Resources for National Guard/Reserve Families
Family Readiness Organizations are another useful resource for National Guard and Reserve families, and these groups look different across the branches of the military. For example, in the Army, one would look for the Soldier and Family Readiness Group whereas in the Air Force one might look for an Airman and Family Readiness Center at their closest military base or a Key Spouse Program. These are organized networks of military members and their families that can be a good source of information on where to find specific programming and services. They can also provide support and a sense of community and allow you to connect with people who share similar experiences. More information about how to get involved with each branch’s family readiness program can be found by accessing “How to Join a Family Readiness Group” on Military.com.
Military OneSource is another resource that offers a lot of helpful information for military-connected families. Their resources range from health and wellness, deployments, and those specific to National Guard and Reserve families.
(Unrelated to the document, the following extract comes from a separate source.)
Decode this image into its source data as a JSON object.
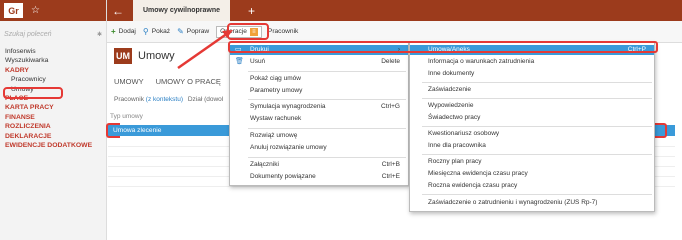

In addition, they provide confidential counseling over the phone or via an online chat to take charge of and address stressors related to military life. Military OneSource is a free service that military members and their families can access online, 24/7.
The Yellow Ribbon Reintegration Program (YRRP) was designed to specifically support National Guard and Reserve families prepare for deployment, life during deployment, and reintegration post-deployment. Throughout the deployment cycle, YRRP organizes and tracks programs and events happening across the country to promote well-being of National Guard and Reserve members, their families, and communities. YRRP also hosts a library of online courses related to health care, education, and training opportunities, and financial and legal benefits. These resources can be used to help improve well-being pre-, during, and post-deployment.
From my experience as a military brat, I have learned a lot about what makes National Guard and Reserve families different from other military-connected families. From everything I have learned during my life, my greatest takeaway is knowing that, at the end of the day, we are all one big military family doing what we can do to support one another. Sometimes we just need a reminder that we are not alone and that there are resources designed to help us succeed.